The deal included an option for Mediaset to sell its pay TV platform to Sky. This was expected to proceed following Mediaset’s failure to secure premium Serie A football rights, which instead went to Sky. Mediaset would then be left to focus on supplying its premium channels, but now the regulator appears to have ruled that Sky would be left too dominant or, at any rate, has imposed some conditions that the parties do not like. Both broadcasters have confirmed the decision not to go-ahead with the deal as a result of investigation by the Italian Antitrust Authority.

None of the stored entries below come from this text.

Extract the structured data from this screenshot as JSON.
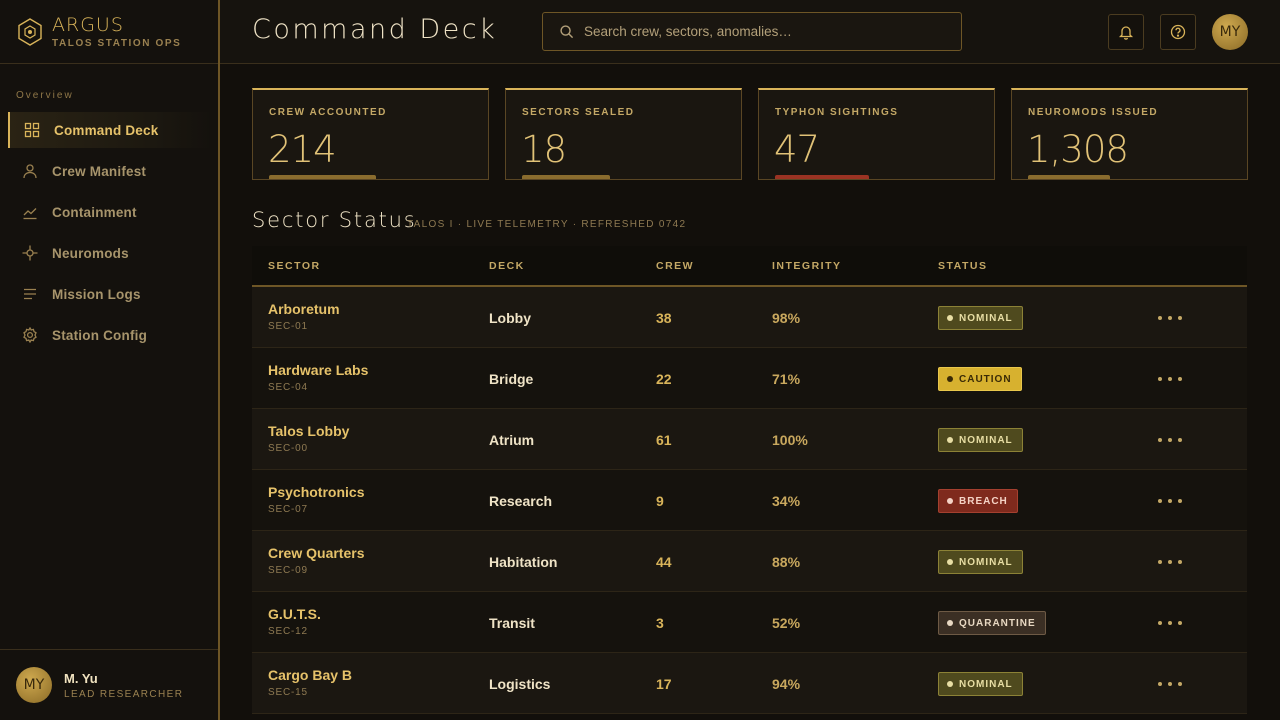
{
  "brand": {
    "name": "ARGUS",
    "subtitle": "TALOS STATION OPS"
  },
  "sidebar": {
    "section": "Overview",
    "items": [
      {
        "label": "Command Deck",
        "icon": "grid-icon",
        "active": true
      },
      {
        "label": "Crew Manifest",
        "icon": "user-icon",
        "active": false
      },
      {
        "label": "Containment",
        "icon": "chart-line-icon",
        "active": false
      },
      {
        "label": "Neuromods",
        "icon": "crosshair-icon",
        "active": false
      },
      {
        "label": "Mission Logs",
        "icon": "list-icon",
        "active": false
      },
      {
        "label": "Station Config",
        "icon": "gear-icon",
        "active": false
      }
    ],
    "user": {
      "initials": "MY",
      "name": "M. Yu",
      "role": "LEAD RESEARCHER"
    }
  },
  "header": {
    "title": "Command Deck",
    "search_placeholder": "Search crew, sectors, anomalies…",
    "avatar_initials": "MY"
  },
  "stats": [
    {
      "label": "CREW ACCOUNTED",
      "value": "214",
      "fill": 0.52,
      "tone": "normal"
    },
    {
      "label": "SECTORS SEALED",
      "value": "18",
      "fill": 0.43,
      "tone": "normal"
    },
    {
      "label": "TYPHON SIGHTINGS",
      "value": "47",
      "fill": 0.46,
      "tone": "danger"
    },
    {
      "label": "NEUROMODS ISSUED",
      "value": "1,308",
      "fill": 0.4,
      "tone": "normal"
    }
  ],
  "section": {
    "title": "Sector Status",
    "subtitle": "TALOS I · LIVE TELEMETRY · REFRESHED 0742"
  },
  "table": {
    "columns": [
      "SECTOR",
      "DECK",
      "CREW",
      "INTEGRITY",
      "STATUS"
    ],
    "rows": [
      {
        "name": "Arboretum",
        "code": "SEC-01",
        "deck": "Lobby",
        "crew": "38",
        "integrity": "98%",
        "status": "NOMINAL",
        "tone": "nominal"
      },
      {
        "name": "Hardware Labs",
        "code": "SEC-04",
        "deck": "Bridge",
        "crew": "22",
        "integrity": "71%",
        "status": "CAUTION",
        "tone": "caution"
      },
      {
        "name": "Talos Lobby",
        "code": "SEC-00",
        "deck": "Atrium",
        "crew": "61",
        "integrity": "100%",
        "status": "NOMINAL",
        "tone": "nominal"
      },
      {
        "name": "Psychotronics",
        "code": "SEC-07",
        "deck": "Research",
        "crew": "9",
        "integrity": "34%",
        "status": "BREACH",
        "tone": "breach"
      },
      {
        "name": "Crew Quarters",
        "code": "SEC-09",
        "deck": "Habitation",
        "crew": "44",
        "integrity": "88%",
        "status": "NOMINAL",
        "tone": "nominal"
      },
      {
        "name": "G.U.T.S.",
        "code": "SEC-12",
        "deck": "Transit",
        "crew": "3",
        "integrity": "52%",
        "status": "QUARANTINE",
        "tone": "quarantine"
      },
      {
        "name": "Cargo Bay B",
        "code": "SEC-15",
        "deck": "Logistics",
        "crew": "17",
        "integrity": "94%",
        "status": "NOMINAL",
        "tone": "nominal"
      }
    ]
  },
  "colors": {
    "accent": "#d9b45a",
    "breach": "#7f2a1d",
    "caution": "#d7b12f",
    "nominal": "#4f4a1e"
  }
}
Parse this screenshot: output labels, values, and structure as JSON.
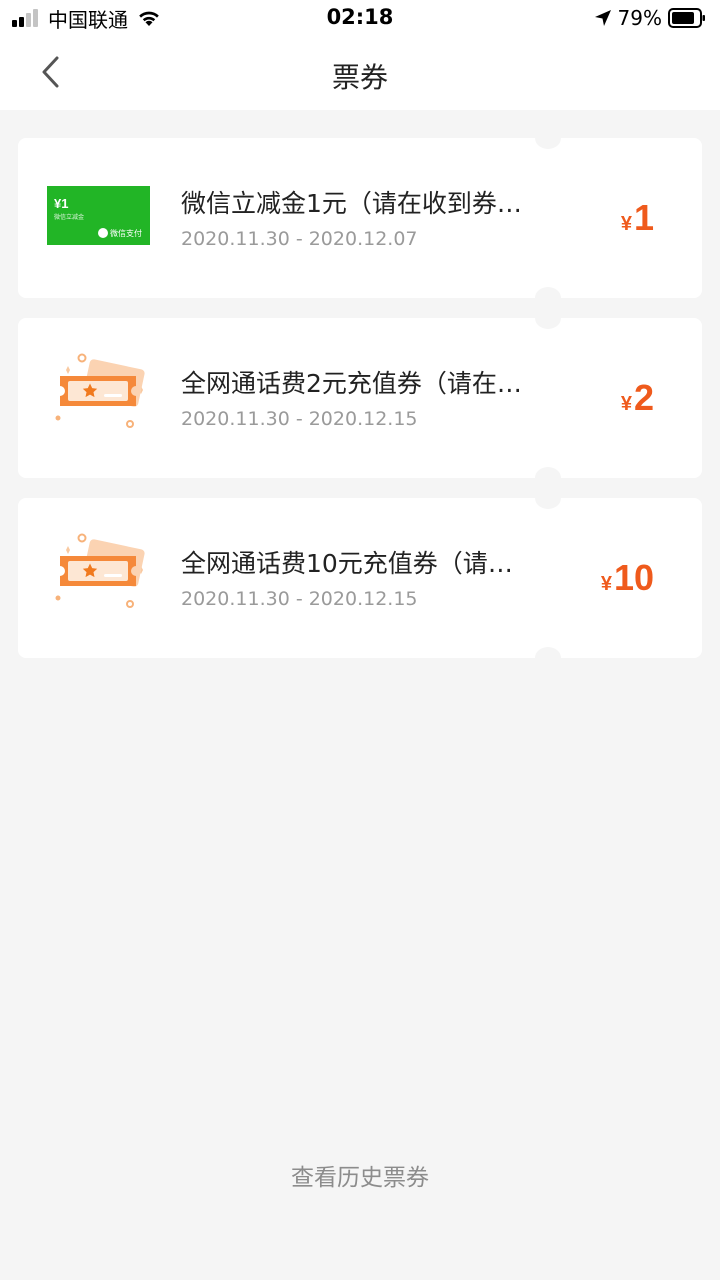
{
  "status_bar": {
    "carrier": "中国联通",
    "time": "02:18",
    "battery": "79%"
  },
  "nav": {
    "title": "票券"
  },
  "coupons": [
    {
      "title": "微信立减金1元（请在收到券…",
      "date": "2020.11.30 - 2020.12.07",
      "currency": "¥",
      "amount": "1",
      "thumb": "wechat-pay-card-icon",
      "thumb_value": "¥1",
      "thumb_label": "微信立减金",
      "thumb_brand": "微信支付"
    },
    {
      "title": "全网通话费2元充值券（请在…",
      "date": "2020.11.30 - 2020.12.15",
      "currency": "¥",
      "amount": "2",
      "thumb": "ticket-star-icon"
    },
    {
      "title": "全网通话费10元充值券（请…",
      "date": "2020.11.30 - 2020.12.15",
      "currency": "¥",
      "amount": "10",
      "thumb": "ticket-star-icon"
    }
  ],
  "footer": {
    "history_label": "查看历史票券"
  },
  "colors": {
    "accent": "#ef5a1c",
    "wechat_green": "#22b526",
    "ticket_orange": "#f5893a",
    "background": "#f5f5f5"
  }
}
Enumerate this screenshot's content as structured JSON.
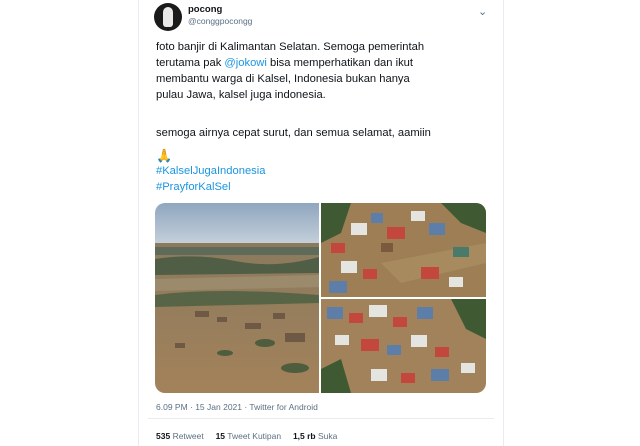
{
  "tweet": {
    "display_name": "pocong",
    "handle": "@conggpocongg",
    "menu_icon": "more-icon",
    "line1": "foto banjir di Kalimantan Selatan. Semoga pemerintah",
    "line2_prefix": "terutama pak ",
    "mention": "@jokowi",
    "line2_suffix": "  bisa memperhatikan dan ikut",
    "line3": "membantu warga di Kalsel, Indonesia bukan hanya",
    "line4": "pulau Jawa, kalsel juga indonesia.",
    "line5": "semoga airnya cepat surut, dan semua selamat, aamiin",
    "emoji": "🙏",
    "hashtag1": "#KalselJugaIndonesia",
    "hashtag2": "#PrayforKalSel",
    "timestamp": "6.09 PM · 15 Jan 2021 · Twitter for Android",
    "retweets_count": "535",
    "retweets_label": "Retweet",
    "quotes_count": "15",
    "quotes_label": "Tweet Kutipan",
    "likes_count": "1,5 rb",
    "likes_label": "Suka"
  },
  "colors": {
    "link": "#1b95e0",
    "secondary": "#5b7083",
    "text": "#0f1419"
  }
}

Certainly Sky Italia has strengthened its stranglehold on the country’s pay TV market with almost 80% or 4.8 million subscribers, according to communications authority Agcom. This follows the acquisition of Serie A football rights to broadcast 266 matches in Italy every season, or seven out of 10 Serie A games being played on a given day, for the three seasons 2018/2019 to 2020/2021, costing around €1.5 billion in TV rights over the period – with the precise figure depending on viewer numbers. Revenues for the year ending June 30 were up 3.8% on the previous year, while profits more than doubled from €41.6 million to almost €100 million, despite the outlay on rights.

On the face of it, this volte face on the sale to Sky has little to do with Mediaset’s grand ambitions to be a pivotal force in a pan European alliance involving some mergers as well as close collaborations. But Mediaset’s CEO, the former Italian president Pier Silvio Berlusconi, had earlier confirmed that Mediaset would go ahead and exercise its option to sell the R2 platform to Sky in the same breath as pointing towards a broader pan-European alliance or even consolidation. In this context R2 was seen as dead wood that might as well be cashed in.

This was all part of Mediaset’s so called “London plan” with the aim of creating a pan-European broadcaster to fend off competition not just from the online giants such as Netflix but even more so traditional rivals, especially the hated Vivendi from France. The London plan entailed building in the first instance a southern European powerhouse to resist the online invasion which began with an alliance with Vivendi involving the sale of the whole of its pay TV unit to the French media group. But this fell through and culminated in a bitter court battle, leaving Mediaset to pick up the pieces of its plan to realign around content and third distribution rather than direct pay TV subscriptions.

This led to the content-sharing deal with Sky Italia in March 2018 followed two months later by a contract with Telecom Italia to give the phone group’s customers access to its free-to-air channels from January 2019. Now Berlusconi has confirmed talks are under way with Netflix over possible content sale deals, following the lead of other broadcasters and operators.

Meanwhile, Mediaset has been forced to deny rumors it is holding talks with German broadcaster ProSiebenSat. about a possible merger, after its chairman Fedele Confalonieri had admitted a cross-border deal was still being studied. There have also been reports it will consolidate ownership of its Spanish operation as a first step towards this elusive pan-European broadcasting powerhouse.

It is definitely true that ProSiebenSat.1, Mediaset, the UK’s Channel 4, Greece’s Antenna Group, Portugal’s Impresa Group and TVN Discovery Poland have reiterated their commitment to use the European Media Alliance (EMA) as a platform for joint initiatives in video streaming, technology, and monetization. As Max Conze, CEO of ProSiebenSat.1, put it, “We all fundamentally believe that by international cooperation, we will obtain a competitive edge in our local markets. That is why we are now sending a strong signal of unity in addressing the most pressing issues our industry is facing. Together, we reach over 550 million possible viewers and users across Europe, leaving us with a perfect basis to scale our existing offerings and to leverage our innovative power.”

That sounds pretty close to a manifesto for an alliance and given the scale of the forces ranging against them, it looks only a matter of time before the EMA becomes more tightly integrated.